Des patinoires sans glace et durables

Ph. Pexels

La première patinoire écologique permanente du Benelux a ouvert ses portes mi-novembre à Kokke-Heist. Une bonne nouvelle quand on sait que les patinoires traditionnelles consomment énormément d’eau et d’énergie.

La première patinoire permanente sans glace mais constituée de matériaux durables et glissants a été inaugurée mi-novembre dans l’enceinte du club de surf Lakeside Paradise de Knokke-Heist. Si l’absence de glace peut surprendre, le patineur s’y habitue assez rapidement, explique Joyce Vanleenhove, employée du club de surf. «Au bout de quelques minutes, c’est réglé», affirme-t-elle. Les professionnels semblent donc satisfaits de cette nouvelle surface.

Le matériau sur lequel on patine est constitué de synthétique durable et recyclé qui propose un facteur de glisse constant de 98% comparé à de la vraie glace. Ni eau ni électricité ne sont nécessaires et la température extérieure n’a aucune influence non plus. Ces patinoires écologiques permettent de pouvoir patiner en toute saison. Elles semblent donc être une bonne alternative aux patinoires classiques, très énergivores.

De plus en plus prisées

Alors que la question climatique est sur toutes les lèvres et que les hivers se font de plus en plus doux, les communes se posent la question du gaspillage d’énergie que représente le refroidissement des patinoires durant les marchés de Noël.

Le conseil communal de Bruges a par exemple décidé ne plus organiser son traditionnel festival de sculptures de glace et de ne plus autoriser de patinoire classique. «Nous estimons que ce n’est plus responsable de gaspiller autant d’énergie pour refroidir la glace et cherchons une alternative plus durable», avait fait savoir le bourgmestre au mois de juin dernier. La ville a choisi comme alternative une patinoire synthétique pour que les patineurs en herbe puissent tout de même s’adonner aux joies de la glisse.

Une patinoire écologique avait déjà vu le jour en 2017 à Saint-Gilles, lors du marché de Noël. Et d’autres communes suivent cet exemple, comme celles de Wanze, Berchem ou encore Welkenraedt, qui ont également décidé d’opter pour une patinoire synthétique.

La glace et l’esprit de Noël

Mais certaines communes ont pourtant choisi de faire marche arrière.
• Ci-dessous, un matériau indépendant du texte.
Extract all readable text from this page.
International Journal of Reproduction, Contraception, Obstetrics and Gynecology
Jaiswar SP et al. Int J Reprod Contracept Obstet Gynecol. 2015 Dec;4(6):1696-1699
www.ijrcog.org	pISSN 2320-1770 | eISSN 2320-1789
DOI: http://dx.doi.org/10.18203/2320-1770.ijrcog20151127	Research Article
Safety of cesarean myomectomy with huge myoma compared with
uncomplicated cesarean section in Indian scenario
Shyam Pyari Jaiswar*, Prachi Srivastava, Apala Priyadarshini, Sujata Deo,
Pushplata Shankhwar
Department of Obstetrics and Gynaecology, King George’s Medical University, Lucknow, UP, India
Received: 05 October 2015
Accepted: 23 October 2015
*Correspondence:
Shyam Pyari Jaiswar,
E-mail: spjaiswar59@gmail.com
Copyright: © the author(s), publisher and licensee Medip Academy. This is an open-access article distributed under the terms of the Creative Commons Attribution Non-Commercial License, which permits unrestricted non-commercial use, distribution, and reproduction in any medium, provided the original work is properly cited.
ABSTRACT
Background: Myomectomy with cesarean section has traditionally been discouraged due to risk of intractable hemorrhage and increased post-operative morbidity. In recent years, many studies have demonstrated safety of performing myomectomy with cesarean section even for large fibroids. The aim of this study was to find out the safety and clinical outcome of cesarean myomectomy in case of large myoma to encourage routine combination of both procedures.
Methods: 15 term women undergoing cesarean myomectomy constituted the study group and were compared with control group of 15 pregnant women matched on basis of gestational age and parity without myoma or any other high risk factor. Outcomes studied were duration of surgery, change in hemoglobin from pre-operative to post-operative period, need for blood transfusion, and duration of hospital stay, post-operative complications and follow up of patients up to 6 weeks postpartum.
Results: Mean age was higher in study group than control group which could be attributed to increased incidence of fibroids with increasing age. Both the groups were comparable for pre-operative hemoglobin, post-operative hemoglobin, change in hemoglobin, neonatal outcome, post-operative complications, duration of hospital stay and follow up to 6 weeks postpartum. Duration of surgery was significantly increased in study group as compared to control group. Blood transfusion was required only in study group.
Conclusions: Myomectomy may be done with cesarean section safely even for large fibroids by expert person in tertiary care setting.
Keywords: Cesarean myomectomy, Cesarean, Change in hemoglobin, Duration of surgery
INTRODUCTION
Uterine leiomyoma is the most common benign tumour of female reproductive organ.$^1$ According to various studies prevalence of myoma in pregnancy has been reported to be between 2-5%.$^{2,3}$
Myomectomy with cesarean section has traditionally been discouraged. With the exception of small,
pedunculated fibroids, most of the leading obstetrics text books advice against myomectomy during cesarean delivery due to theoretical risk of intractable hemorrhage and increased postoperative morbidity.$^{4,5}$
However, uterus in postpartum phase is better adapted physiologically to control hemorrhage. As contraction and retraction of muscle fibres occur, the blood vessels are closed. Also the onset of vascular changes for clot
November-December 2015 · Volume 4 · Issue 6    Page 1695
La ville de Namur avait par exemple testé la patinoire synthétique il y a quelques années mais est revenue à une patinoire de glace. Les avis des patineurs amateurs font certainement pencher la balance. Les plus timides semblent apprécier le synthétique: ça fait moins mal quand on tombe, on ne se mouille pas et on n’a pas froid. Les amateurs de vitesse semblent quant à eux préférer la glace. Ils évoquent aussi le manque de sensation de froid. Et puis, nombreux sont ceux qui préfèrent la glace car elle plonge davantage le patineur dans l’esprit de Noël.

Toutefois, les préoccupations écologiques se font de plus en plus fortes. Et nul doute que, dans un futur proche, les communes se tourneront davantage vers le synthétique, qui propose des matériaux de plus en plus performants.

Marie Bruyaux

La consommation d’une patinoire classique

Une patinoire de Noël de taille moyenne consomme environ 60.000 kilowatts/heure d’électricité sur un mois. Cela représente la consommation de 200 frigos sur une année entière. Et avec des hivers de plus en plus doux, ce chiffre pourrait même être plus élevé. La patinoire de glace rejette en outre plus de dix tonnes de CO2 par mois dans l’atmosphère.